Toxic Relationships: Expectations V Reality
I think I can safely say we have all experienced some sort of toxicity in a relationship , whether it be with a family member, ex-boyfriend, friends or a work colleague.
While many are born into a loving, caring, supporting family, from my many years in the clinic, this is far from the truth for many clients. This can be extremely painful when we have experienced first hand the exile, trauma or abandonment from our family members.
Our childhoods and relationships with our family hold the deepest pain and suffering, feelings of abandonment not being lovable, good enough, our misaligned identity of ourselves or feeling like a misfit are embodied and unconsciously expressed throughout other areas of our lives going forward.
If you are carrying pain from your family, then it is really important foremost you work on releasing your trauma, work through forgiveness and release any out dated beliefs and behaviours so you don’t attract the wrong people and relationships into your life going forward.
Conflicts in relationships arise when there is an imbalance between your expectations and the actually reality that is occurring. To experience balanced relationships, we need to stop putting expectations on how we believe the relationship and person should be. This means accepting the person and the relationship for what it is, not what we think it should be.
Often we are so caught up in our own ‘expectation’ that we don’t take the time to see through the lens of the other person. Sad but true, the pivotal turning point ‘people can only give you what they can give you,’ they are also projecting onto you their view points, behaviours, beliefs from their own up bringing, traumas and life situations. Yes a hard reality to face, however this is an imperative factor in healing the cycle of toxic relationships.
Have The Courage to Look
We often unconsciously shape and reflect what we believe to be true in our view of people and the relationship. We filter out anything that suggests otherwise. Often you have spent years trying to hide and run away from the reality, evidence and truth of the situation.
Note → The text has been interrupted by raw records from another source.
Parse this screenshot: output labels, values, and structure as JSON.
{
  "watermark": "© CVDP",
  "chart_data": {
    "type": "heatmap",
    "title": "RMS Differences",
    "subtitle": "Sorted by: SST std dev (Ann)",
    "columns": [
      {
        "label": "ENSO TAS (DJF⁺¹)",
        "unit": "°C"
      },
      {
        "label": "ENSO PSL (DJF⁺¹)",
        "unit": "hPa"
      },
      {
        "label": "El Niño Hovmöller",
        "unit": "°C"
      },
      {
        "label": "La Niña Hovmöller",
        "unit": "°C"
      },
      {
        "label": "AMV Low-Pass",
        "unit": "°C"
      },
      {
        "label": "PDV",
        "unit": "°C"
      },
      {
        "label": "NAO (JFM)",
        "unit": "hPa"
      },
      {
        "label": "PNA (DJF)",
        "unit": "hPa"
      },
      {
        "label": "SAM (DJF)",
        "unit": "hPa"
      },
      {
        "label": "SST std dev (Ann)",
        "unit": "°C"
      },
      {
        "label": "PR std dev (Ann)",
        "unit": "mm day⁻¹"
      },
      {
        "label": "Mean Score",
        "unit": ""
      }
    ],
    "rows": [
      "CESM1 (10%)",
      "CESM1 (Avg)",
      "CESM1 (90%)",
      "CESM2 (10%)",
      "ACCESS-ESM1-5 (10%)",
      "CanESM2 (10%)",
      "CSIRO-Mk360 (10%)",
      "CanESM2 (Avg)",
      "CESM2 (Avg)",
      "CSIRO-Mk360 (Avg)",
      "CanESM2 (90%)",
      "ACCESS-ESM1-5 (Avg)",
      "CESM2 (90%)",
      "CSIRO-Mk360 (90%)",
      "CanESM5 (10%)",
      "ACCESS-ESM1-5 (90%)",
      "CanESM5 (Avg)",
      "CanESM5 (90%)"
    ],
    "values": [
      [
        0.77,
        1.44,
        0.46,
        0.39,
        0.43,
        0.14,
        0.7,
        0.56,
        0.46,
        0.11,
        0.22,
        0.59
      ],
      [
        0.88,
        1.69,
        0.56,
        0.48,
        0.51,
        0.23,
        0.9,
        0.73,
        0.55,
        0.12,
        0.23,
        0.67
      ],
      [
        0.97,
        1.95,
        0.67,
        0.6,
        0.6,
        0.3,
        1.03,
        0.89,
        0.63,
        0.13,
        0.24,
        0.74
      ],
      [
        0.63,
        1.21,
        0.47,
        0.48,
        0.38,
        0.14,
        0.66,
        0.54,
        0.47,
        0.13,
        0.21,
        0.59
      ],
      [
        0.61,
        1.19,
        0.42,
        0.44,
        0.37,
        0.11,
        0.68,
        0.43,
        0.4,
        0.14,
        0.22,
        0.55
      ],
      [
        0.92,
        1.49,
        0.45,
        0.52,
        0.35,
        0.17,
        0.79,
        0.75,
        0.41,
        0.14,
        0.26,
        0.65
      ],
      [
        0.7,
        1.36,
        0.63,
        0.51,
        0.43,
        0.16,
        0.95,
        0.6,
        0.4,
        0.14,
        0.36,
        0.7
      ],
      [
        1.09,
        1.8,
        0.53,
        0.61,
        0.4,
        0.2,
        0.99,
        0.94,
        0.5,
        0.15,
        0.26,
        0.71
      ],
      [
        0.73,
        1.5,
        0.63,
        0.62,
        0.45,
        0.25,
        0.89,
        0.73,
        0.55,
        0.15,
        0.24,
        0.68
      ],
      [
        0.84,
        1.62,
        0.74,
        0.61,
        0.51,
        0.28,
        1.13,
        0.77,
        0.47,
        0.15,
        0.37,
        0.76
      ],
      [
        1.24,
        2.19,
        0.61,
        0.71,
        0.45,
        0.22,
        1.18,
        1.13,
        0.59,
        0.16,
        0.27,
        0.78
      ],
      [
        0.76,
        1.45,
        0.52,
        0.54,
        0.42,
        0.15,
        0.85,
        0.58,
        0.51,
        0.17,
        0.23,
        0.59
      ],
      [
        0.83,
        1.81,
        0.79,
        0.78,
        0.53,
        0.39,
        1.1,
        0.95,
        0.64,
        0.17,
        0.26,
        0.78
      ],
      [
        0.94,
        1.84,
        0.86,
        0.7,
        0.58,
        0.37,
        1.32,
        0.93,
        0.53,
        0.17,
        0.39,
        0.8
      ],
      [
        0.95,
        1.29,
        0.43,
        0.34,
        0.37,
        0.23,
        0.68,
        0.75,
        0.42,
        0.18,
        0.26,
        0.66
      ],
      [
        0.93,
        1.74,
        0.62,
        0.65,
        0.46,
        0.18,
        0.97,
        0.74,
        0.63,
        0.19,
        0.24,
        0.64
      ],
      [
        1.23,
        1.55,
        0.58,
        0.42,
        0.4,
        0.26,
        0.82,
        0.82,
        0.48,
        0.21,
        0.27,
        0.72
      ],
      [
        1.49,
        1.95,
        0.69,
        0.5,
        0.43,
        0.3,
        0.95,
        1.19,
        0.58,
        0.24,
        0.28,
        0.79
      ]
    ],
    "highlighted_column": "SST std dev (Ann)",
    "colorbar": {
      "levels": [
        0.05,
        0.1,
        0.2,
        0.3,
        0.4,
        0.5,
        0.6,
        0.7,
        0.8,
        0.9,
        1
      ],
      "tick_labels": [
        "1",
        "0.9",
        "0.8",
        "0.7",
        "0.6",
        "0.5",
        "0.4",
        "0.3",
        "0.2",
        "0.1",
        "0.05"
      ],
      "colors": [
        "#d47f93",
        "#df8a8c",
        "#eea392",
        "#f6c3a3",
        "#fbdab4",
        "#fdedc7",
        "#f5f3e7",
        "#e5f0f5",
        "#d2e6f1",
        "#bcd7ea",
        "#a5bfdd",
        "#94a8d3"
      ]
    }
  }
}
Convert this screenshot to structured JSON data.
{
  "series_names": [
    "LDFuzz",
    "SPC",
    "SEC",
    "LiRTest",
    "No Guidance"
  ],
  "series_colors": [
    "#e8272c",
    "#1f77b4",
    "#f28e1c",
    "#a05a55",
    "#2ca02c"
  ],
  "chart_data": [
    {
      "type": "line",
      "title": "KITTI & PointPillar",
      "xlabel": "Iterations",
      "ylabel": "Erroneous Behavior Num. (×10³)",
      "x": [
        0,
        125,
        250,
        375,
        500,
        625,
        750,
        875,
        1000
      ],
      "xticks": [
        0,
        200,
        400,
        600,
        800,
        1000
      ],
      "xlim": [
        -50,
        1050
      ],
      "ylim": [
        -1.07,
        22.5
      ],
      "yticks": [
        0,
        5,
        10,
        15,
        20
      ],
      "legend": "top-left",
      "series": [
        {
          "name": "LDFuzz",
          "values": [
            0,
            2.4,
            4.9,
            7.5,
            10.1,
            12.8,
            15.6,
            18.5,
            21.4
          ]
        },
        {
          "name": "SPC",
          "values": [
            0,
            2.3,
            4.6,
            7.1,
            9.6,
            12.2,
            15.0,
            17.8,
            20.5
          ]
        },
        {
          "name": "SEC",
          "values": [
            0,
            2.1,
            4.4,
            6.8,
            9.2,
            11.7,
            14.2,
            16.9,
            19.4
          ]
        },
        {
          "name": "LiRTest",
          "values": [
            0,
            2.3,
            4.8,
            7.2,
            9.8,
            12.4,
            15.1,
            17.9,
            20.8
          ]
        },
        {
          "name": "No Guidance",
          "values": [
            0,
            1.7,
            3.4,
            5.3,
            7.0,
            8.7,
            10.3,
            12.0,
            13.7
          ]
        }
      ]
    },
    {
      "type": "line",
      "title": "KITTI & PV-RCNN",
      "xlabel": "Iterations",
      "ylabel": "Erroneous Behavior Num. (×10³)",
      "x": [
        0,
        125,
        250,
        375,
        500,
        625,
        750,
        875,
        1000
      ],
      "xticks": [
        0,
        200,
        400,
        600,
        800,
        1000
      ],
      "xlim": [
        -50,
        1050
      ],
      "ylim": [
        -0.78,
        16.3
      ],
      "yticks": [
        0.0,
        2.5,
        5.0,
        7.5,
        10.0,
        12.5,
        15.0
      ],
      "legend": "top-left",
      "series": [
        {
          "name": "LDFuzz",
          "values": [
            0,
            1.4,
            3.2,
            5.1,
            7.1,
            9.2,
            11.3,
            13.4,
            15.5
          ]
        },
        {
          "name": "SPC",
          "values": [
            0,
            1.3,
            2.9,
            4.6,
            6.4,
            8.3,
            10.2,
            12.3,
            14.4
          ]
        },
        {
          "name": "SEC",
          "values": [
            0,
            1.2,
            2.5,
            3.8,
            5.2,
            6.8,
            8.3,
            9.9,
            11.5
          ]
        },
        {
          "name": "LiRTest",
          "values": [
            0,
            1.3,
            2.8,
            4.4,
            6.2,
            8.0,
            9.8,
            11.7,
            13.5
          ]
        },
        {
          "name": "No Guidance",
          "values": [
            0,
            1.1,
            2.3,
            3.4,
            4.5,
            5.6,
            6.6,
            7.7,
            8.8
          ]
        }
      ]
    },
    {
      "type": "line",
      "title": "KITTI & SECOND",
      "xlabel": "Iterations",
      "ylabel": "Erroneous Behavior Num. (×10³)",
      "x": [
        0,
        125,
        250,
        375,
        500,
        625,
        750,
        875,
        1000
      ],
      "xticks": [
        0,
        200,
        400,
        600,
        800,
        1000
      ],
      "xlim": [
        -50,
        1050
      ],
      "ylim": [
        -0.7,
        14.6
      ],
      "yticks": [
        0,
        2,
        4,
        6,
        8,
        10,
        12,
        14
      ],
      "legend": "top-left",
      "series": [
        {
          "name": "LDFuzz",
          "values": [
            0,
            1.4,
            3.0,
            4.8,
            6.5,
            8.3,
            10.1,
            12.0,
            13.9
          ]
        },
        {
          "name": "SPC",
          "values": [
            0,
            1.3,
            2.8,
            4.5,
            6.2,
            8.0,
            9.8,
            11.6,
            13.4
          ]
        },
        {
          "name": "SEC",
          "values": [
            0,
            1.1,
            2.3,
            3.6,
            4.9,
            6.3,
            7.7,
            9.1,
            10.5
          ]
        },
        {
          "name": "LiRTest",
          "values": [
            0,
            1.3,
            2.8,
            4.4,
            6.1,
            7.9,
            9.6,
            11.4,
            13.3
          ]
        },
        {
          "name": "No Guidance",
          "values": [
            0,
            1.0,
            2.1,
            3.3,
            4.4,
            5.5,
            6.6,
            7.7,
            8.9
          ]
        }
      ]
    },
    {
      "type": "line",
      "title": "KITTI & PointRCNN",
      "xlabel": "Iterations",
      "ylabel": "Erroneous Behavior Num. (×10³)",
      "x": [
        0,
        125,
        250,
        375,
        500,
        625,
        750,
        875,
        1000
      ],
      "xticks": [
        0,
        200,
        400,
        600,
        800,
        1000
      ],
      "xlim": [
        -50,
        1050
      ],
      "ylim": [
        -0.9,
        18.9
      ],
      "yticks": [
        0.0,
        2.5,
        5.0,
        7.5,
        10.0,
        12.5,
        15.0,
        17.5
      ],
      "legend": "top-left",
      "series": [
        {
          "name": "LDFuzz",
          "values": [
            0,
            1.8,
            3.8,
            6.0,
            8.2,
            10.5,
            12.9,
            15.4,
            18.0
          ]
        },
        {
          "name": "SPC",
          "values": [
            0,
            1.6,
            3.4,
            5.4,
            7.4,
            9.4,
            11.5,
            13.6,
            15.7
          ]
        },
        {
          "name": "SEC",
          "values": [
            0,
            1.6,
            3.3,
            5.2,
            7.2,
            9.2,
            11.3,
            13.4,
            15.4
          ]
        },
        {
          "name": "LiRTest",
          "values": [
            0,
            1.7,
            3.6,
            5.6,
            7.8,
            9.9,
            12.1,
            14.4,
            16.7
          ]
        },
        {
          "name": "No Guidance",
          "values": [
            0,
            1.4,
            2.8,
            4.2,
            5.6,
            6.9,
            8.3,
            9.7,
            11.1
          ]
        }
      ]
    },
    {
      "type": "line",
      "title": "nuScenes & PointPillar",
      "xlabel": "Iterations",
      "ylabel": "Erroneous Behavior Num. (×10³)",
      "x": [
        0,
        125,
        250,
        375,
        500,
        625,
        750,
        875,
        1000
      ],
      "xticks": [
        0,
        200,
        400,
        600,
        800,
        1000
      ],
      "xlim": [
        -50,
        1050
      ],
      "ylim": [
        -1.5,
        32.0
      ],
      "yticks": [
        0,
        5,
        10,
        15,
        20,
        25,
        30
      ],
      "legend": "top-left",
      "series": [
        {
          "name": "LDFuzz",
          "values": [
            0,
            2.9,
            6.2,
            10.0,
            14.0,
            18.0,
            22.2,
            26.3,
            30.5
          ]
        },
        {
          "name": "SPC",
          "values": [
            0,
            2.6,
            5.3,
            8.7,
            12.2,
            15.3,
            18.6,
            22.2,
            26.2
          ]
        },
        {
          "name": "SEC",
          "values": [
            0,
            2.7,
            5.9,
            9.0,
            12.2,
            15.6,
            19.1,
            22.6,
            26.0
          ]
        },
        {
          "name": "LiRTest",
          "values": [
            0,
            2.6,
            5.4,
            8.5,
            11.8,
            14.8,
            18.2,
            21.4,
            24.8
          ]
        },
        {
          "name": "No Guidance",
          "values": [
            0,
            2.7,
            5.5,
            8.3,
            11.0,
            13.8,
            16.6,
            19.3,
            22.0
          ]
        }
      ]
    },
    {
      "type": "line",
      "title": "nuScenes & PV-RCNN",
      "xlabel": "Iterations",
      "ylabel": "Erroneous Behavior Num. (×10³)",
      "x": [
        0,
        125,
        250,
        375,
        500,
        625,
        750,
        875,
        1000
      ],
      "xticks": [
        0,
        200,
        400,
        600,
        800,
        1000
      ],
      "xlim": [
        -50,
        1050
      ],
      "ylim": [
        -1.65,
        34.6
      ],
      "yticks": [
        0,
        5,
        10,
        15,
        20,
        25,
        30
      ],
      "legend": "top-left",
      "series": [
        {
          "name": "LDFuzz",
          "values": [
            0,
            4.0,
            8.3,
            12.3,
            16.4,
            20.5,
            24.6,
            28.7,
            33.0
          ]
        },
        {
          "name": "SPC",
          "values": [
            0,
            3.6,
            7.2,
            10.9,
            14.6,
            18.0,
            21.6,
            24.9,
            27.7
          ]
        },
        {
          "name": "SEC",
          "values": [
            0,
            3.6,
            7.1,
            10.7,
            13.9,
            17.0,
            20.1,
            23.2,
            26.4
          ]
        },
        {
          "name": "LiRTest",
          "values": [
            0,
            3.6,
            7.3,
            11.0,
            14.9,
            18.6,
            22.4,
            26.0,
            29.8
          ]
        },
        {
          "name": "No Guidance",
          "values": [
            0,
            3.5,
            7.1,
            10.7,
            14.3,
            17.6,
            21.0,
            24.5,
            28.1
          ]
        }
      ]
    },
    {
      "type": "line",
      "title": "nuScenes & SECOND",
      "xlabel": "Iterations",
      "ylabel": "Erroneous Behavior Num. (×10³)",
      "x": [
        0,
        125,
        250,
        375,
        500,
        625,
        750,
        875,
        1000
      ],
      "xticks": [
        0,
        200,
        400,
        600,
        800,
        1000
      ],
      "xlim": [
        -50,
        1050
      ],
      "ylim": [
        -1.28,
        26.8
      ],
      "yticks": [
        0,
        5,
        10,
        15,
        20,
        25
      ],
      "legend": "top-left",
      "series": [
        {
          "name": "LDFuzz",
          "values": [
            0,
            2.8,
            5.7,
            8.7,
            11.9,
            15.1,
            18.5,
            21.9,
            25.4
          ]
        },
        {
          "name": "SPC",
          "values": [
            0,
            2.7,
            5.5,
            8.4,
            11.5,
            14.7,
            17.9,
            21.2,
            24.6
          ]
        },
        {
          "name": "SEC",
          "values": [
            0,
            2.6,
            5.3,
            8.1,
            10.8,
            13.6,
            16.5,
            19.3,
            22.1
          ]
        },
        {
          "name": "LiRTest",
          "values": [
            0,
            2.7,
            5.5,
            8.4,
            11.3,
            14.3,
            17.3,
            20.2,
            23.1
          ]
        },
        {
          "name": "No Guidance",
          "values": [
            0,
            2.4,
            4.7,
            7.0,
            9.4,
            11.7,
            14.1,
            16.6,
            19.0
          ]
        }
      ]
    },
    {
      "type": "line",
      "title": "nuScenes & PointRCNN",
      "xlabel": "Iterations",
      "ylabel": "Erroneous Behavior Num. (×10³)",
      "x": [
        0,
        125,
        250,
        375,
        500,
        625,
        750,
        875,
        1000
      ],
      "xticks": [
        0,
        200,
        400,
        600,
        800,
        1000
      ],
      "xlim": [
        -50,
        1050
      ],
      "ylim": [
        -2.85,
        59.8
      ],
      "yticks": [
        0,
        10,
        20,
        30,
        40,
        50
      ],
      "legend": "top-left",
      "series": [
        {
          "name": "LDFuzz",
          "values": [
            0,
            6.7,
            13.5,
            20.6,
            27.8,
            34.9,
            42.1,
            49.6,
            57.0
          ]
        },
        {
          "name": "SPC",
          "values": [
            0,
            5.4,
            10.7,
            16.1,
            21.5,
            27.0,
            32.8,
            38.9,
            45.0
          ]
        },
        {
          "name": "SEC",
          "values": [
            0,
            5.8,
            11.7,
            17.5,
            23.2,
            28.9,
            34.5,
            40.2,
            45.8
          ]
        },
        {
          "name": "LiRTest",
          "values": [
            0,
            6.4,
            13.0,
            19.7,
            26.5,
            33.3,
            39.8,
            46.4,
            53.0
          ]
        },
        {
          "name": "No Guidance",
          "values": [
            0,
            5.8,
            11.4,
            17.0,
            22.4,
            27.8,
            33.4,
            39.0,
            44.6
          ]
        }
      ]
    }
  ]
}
Deconstruct the person or relationship dynamics you have an issue with, what is at the core level?
Think about what is your agenda? What do you really want from this relationship?
Be willing to drop the expectations and projections, don’t make it about you, drop the drama
Drop the need for validation and acceptance you are yearning for, make peace with this
Honouring Yourself
It is time to deconstruct any negative behaviours and beliefs through self enquiry. You may want to sit and reflect on the below or journal what comes up.
What relationships have I been tolerating?
With whom have I been wearing masks and avoiding my true self to be seen?
How is this a mirror about how I feel about myself ?
What am I avoiding seeing?
What am I refusing to see about this situation now?
Whats the truth and whats the distortion around this relationship?”